In this way, I wonder if seeing ourselves as the novelist or author of our own lives may act as a tool for empowerment to be multiple and relational as well as to grow as an individual as we consider how we need to change as citizens of the world. I propose acknowledging this colonial connotation to containment, and then implicating ourselves in it. A key role of the novelist is to put yourself in another's shoes, to try to describe the experience of their lives from their perspectives. This is useful for allies at this time not so we can claim we understand what it is like to bear the burden of systemic racism, but to stand alongside friends, neighbours, and colleagues, to appreciate their lives and experiences, to respect them and demand respect and justice for them.

We might think that relationality or interpersonal dynamics primarily help us to determine what/who we are and conversely, what/who we are not. Instead, I wish to argue that engaging with others and with the world makes us not more us, but rather, more in general - more aware, more empathetic, more interesting, more free.

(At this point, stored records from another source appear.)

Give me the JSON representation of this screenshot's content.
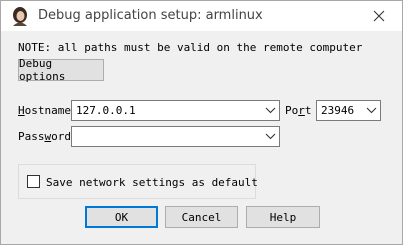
{
  "window": {
    "title": "Debug application setup: armlinux",
    "app_icon": "avatar-icon",
    "close_icon": "close-icon"
  },
  "note": "NOTE: all paths must be valid on the remote computer",
  "debug_options_label": "Debug options",
  "hostname": {
    "label_pre": "",
    "label_accel": "H",
    "label_post": "ostname",
    "value": "127.0.0.1"
  },
  "port": {
    "label_pre": "Po",
    "label_accel": "r",
    "label_post": "t",
    "value": "23946"
  },
  "password": {
    "label_pre": "Pass",
    "label_accel": "w",
    "label_post": "ord",
    "value": ""
  },
  "save_settings": {
    "label": "Save network settings as default",
    "checked": false
  },
  "buttons": {
    "ok": "OK",
    "cancel": "Cancel",
    "help": "Help"
  },
  "colors": {
    "focus_border": "#0078d7",
    "window_bg": "#f0f0f0"
  }
}
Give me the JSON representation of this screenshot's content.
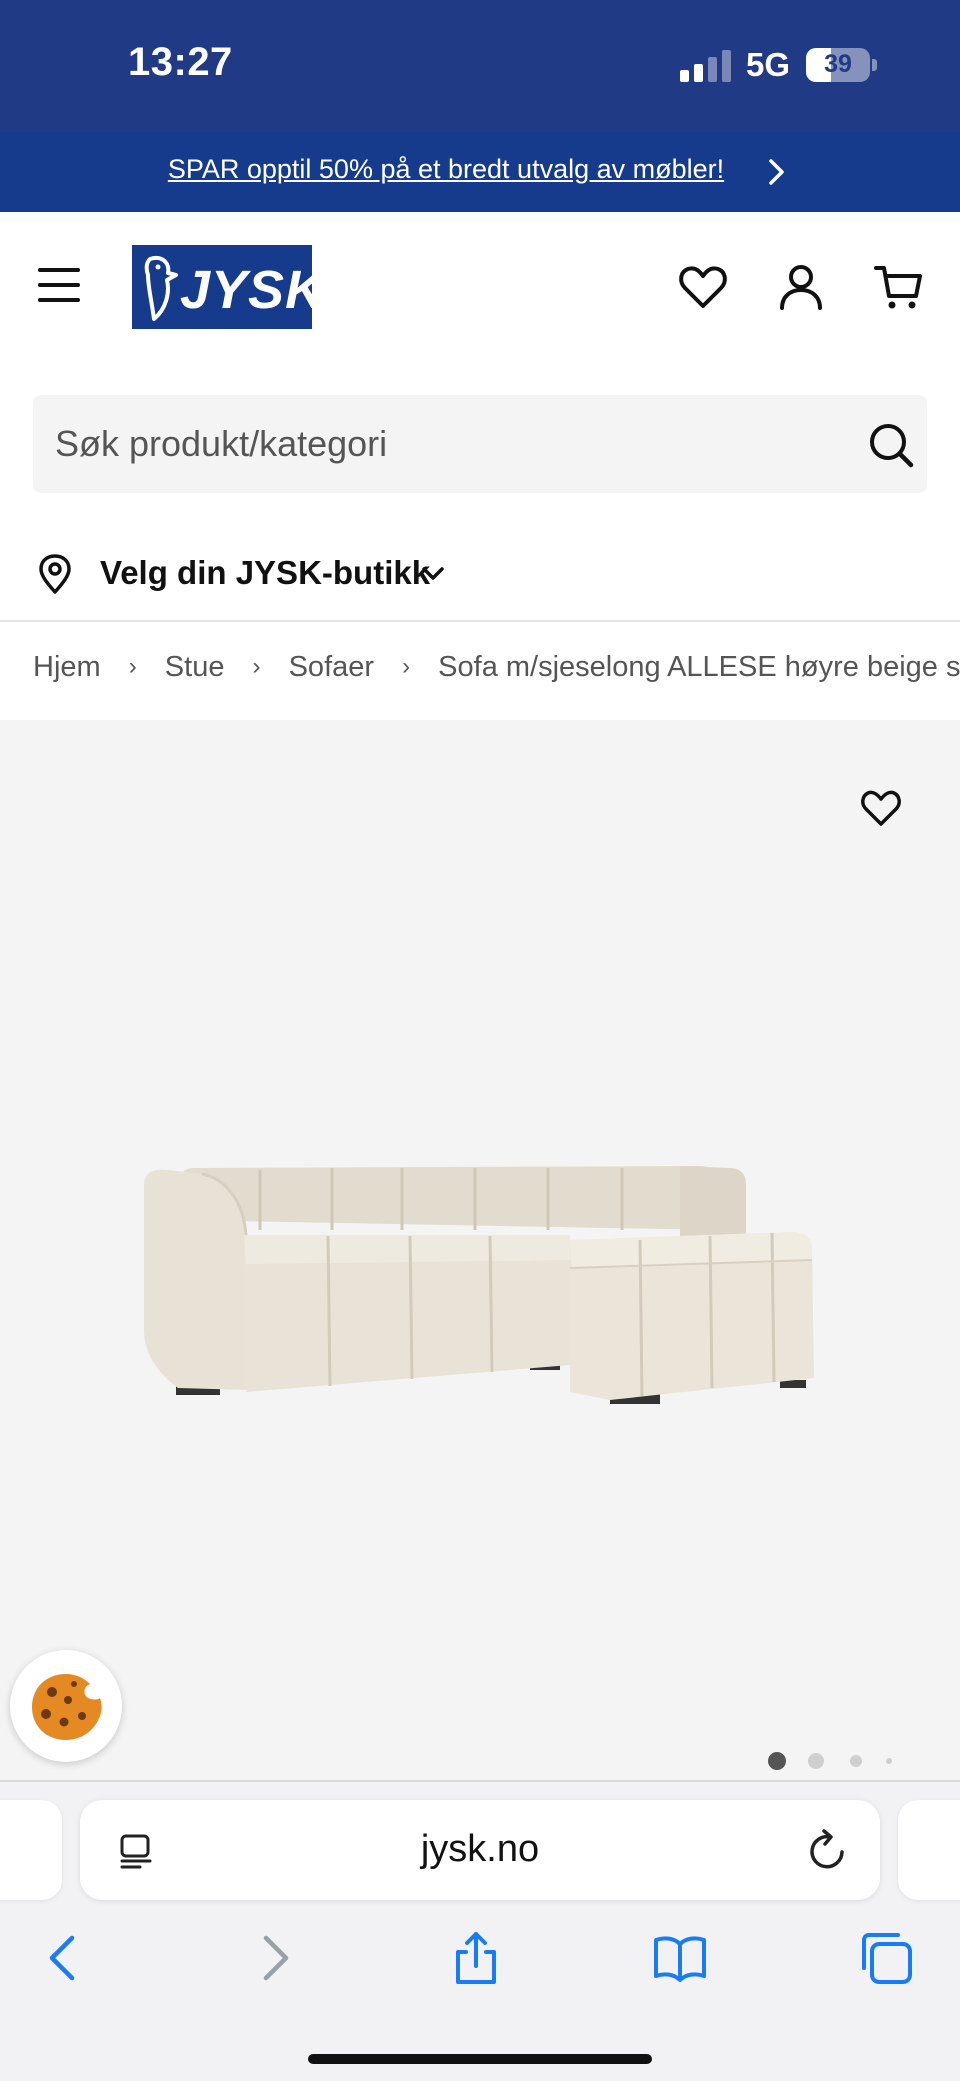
{
  "status_bar": {
    "time": "13:27",
    "network": "5G",
    "battery_level": "39",
    "battery_fraction": 0.39
  },
  "promo": {
    "text": "SPAR opptil 50% på et bredt utvalg av møbler!"
  },
  "header": {
    "logo_text": "JYSK",
    "icons": [
      "menu-icon",
      "heart-icon",
      "user-icon",
      "cart-icon"
    ]
  },
  "search": {
    "placeholder": "Søk produkt/kategori",
    "value": ""
  },
  "store_selector": {
    "label": "Velg din JYSK-butikk"
  },
  "breadcrumb": {
    "items": [
      "Hjem",
      "Stue",
      "Sofaer",
      "Sofa m/sjeselong ALLESE høyre beige stoff"
    ]
  },
  "gallery": {
    "image_count": 4,
    "active_index": 0
  },
  "safari": {
    "url": "jysk.no",
    "toolbar": [
      "back-icon",
      "forward-icon",
      "share-icon",
      "bookmarks-icon",
      "tabs-icon"
    ]
  },
  "colors": {
    "brand_blue": "#173b8c",
    "status_bar": "#213a86",
    "safari_blue": "#1a7cf5"
  }
}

Smith's thesis comes together when she introduces the role of presumption, claiming that "when I depicted the lives of a diverse collection of people in my first novel, that I was 'correct.'" She goes on: "But I was fascinated to presume that some of the feelings of these imaginary people—feelings of loss of homeland, the anxiety of assimilation, battles with faith and its opposite—had some passing relation to feelings I have had or could imagine." The point of this for Smith is that when imagining and thus when reading and writing, we realise there is much that is shared: what she calls "flimsy emotions", that is, human emotions like happiness, sadness, grief, fear, loss, confusion, etc.

As such, our contact with the world, our exchange with it and with those who inhabit it, as we enact our roles as both speaker and listener, render our lives richer, more interesting, more filled with love, and ultimately multiple.

To conclude, Zadie Smith:

"The accuracy of this fictionalization is never guaranteed, but without an ability to at least guess at what the other might be thinking, we could have no social lives at all. One of the things fiction did is make this process explicit—visible. All storytelling is the invitation to enter a parallel space, a hypothetical arena, in which you have imagined access to whatever is not you. And if fiction had a belief about itself, it was that fiction had empathy in its DNA, that it was the product of compassion."